The relevant target is sensorimotor rhythm, SMR, a 12 to 15 Hz band recorded over the sensorimotor cortex. SMR and sleep spindles are the same thalamocortical phenomenon showing up in two different states. Awake, SMR is the signature of calm, physically still, alert focus. Asleep, those same thalamocortical circuits fire as sleep spindles, the 12 to 14 Hz bursts that protect sleep by gating out sensory interruptions and stabilizing sleep architecture.
The training mechanism is operant conditioning of that circuit. When you reward the brain for producing SMR during the day, you strengthen the thalamocortical loop that also generates spindles at night. That is why SMR training tends to improve daytime focus and nighttime sleep simultaneously. In ADHD work, the data are specific enough that sleep-onset improvements appear to mediate a meaningful share of the attention gains. Sleep-onset latency changes account for roughly 39 percent of the inattention improvement in some analyses, which means the attention benefit is partly a sleep benefit showing up in a different measure.
This is well-established mechanistically and supported by a real clinical literature, though effect sizes vary by protocol and population. I go deeper into the band, the circuit, and the protocol in SMR Neurofeedback, and into the assessment that tells you whether SMR is the right target for your brain in QEEG Brain Mapping.
Do Nootropics and Supplements Actually Help Cognition?
Most do less than the marketing claims. A few have real signal behind them, and the strongest ones are unglamorous.
Omega-3 is the supplement with the most consistent cognitive data. The omega-3 index, your combined DHA and EPA levels in red blood cell membranes, tracks with both cognitive performance and measurable brain structure on imaging. DHA is a structural lipid in neuronal membranes. A low index means less of the raw material your neurons are built from, measurable on a blood test. This one is well-established and worth measuring rather than guessing.
Beyond that, the foundation outperforms the stack.
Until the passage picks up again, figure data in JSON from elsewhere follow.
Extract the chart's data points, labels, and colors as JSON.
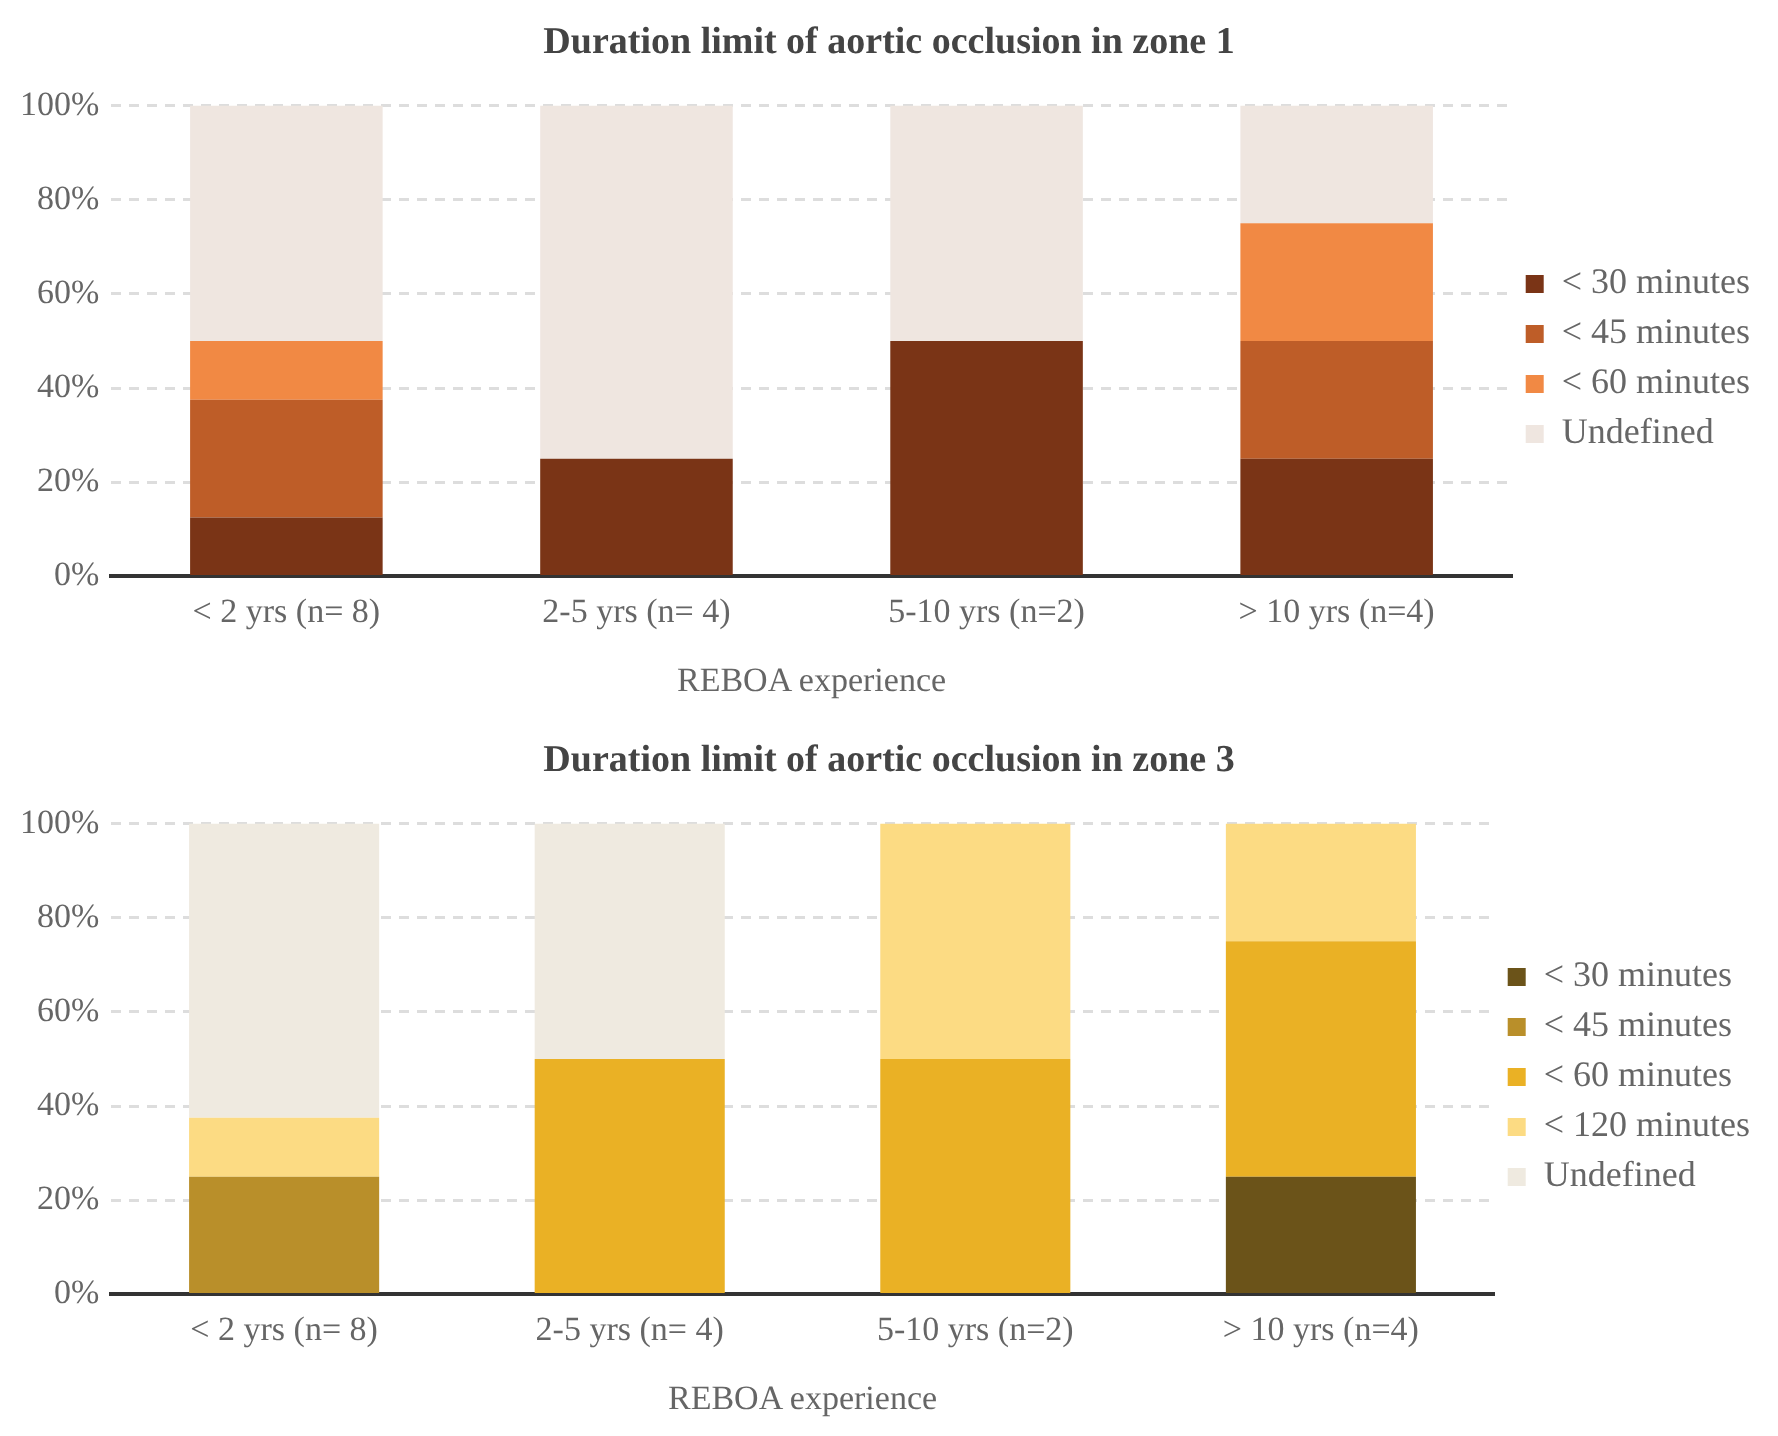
{
  "chart_data": [
    {
      "type": "bar",
      "title": "Duration limit of aortic occlusion in zone 1",
      "xlabel": "REBOA experience",
      "categories": [
        "< 2 yrs (n= 8)",
        "2-5 yrs (n= 4)",
        "5-10 yrs (n=2)",
        "> 10 yrs (n=4)"
      ],
      "stacked": true,
      "ylim": [
        0,
        100
      ],
      "yticks": [
        {
          "value": 0,
          "label": "0%"
        },
        {
          "value": 20,
          "label": "20%"
        },
        {
          "value": 40,
          "label": "40%"
        },
        {
          "value": 60,
          "label": "60%"
        },
        {
          "value": 80,
          "label": "80%"
        },
        {
          "value": 100,
          "label": "100%"
        }
      ],
      "grid": "y",
      "legend": "right",
      "series": [
        {
          "name": "< 30 minutes",
          "color": "#7a3416",
          "values": [
            12.5,
            25,
            50,
            25
          ]
        },
        {
          "name": "< 45 minutes",
          "color": "#be5d28",
          "values": [
            25,
            0,
            0,
            25
          ]
        },
        {
          "name": "< 60 minutes",
          "color": "#f18944",
          "values": [
            12.5,
            0,
            0,
            25
          ]
        },
        {
          "name": "Undefined",
          "color": "#efe6e0",
          "values": [
            50,
            75,
            50,
            25
          ]
        }
      ]
    },
    {
      "type": "bar",
      "title": "Duration limit of aortic occlusion in zone 3",
      "xlabel": "REBOA experience",
      "categories": [
        "< 2 yrs (n= 8)",
        "2-5 yrs (n= 4)",
        "5-10 yrs (n=2)",
        "> 10 yrs (n=4)"
      ],
      "stacked": true,
      "ylim": [
        0,
        100
      ],
      "yticks": [
        {
          "value": 0,
          "label": "0%"
        },
        {
          "value": 20,
          "label": "20%"
        },
        {
          "value": 40,
          "label": "40%"
        },
        {
          "value": 60,
          "label": "60%"
        },
        {
          "value": 80,
          "label": "80%"
        },
        {
          "value": 100,
          "label": "100%"
        }
      ],
      "grid": "y",
      "legend": "right",
      "series": [
        {
          "name": "< 30 minutes",
          "color": "#6b5319",
          "values": [
            0,
            0,
            0,
            25
          ]
        },
        {
          "name": "< 45 minutes",
          "color": "#b98f2a",
          "values": [
            25,
            0,
            0,
            0
          ]
        },
        {
          "name": "< 60 minutes",
          "color": "#eab125",
          "values": [
            0,
            50,
            50,
            50
          ]
        },
        {
          "name": "< 120 minutes",
          "color": "#fcdb83",
          "values": [
            12.5,
            0,
            50,
            25
          ]
        },
        {
          "name": "Undefined",
          "color": "#efeae0",
          "values": [
            62.5,
            50,
            0,
            0
          ]
        }
      ]
    }
  ]
}
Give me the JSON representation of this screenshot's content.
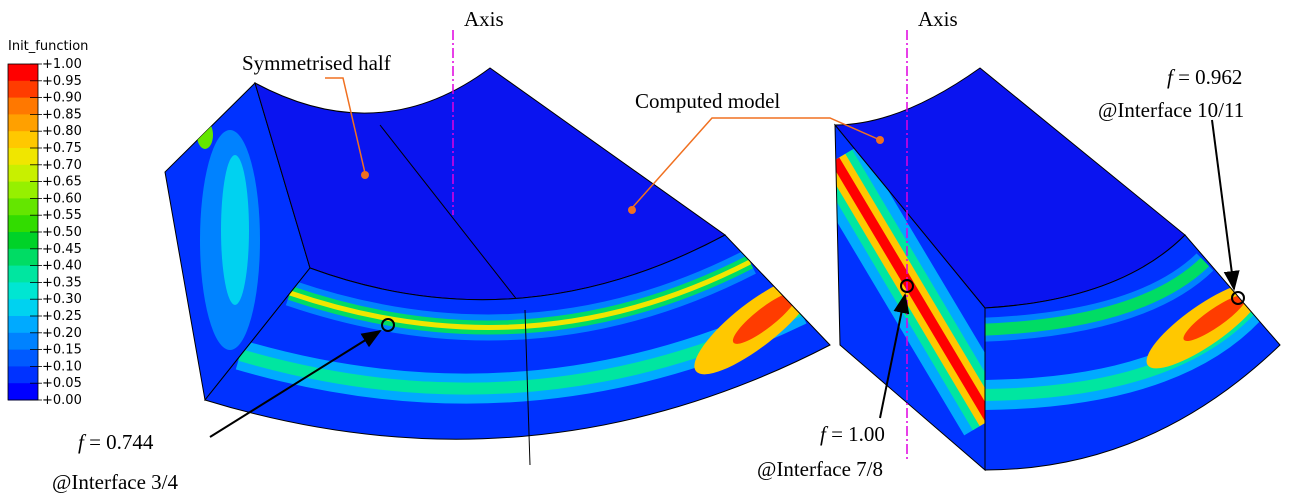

Morning light, consistent sleep timing, omega-3 status, aerobic exercise, and a protected wind-down window move cognition more than any pile of capsules. Nootropics sit on top of that foundation. If you want the framework I use for sorting cognitive interventions by evidence strength, I built that out in Biohacking Intelligence, and the brain-fog-specific version in Biohacking Brain Fog.
What Should You Do First?
Start with morning light. Get ten to twenty minutes of outdoor light within an hour of waking to anchor your cortisol awakening response and your downstream melatonin timing. Dim your environment in the last hour before bed, since intensity is the variable that matters, and stop spending attention on color filtering. Get your omega-3 index measured and bring it into a healthy range with DHA and EPA supplementation. If your sleep onset or daytime focus remains stuck after the basics are in place, that is when an assessment and SMR-targeted neurofeedback earn their cost. These are ordered by how much they move the needle, and the first one costs nothing.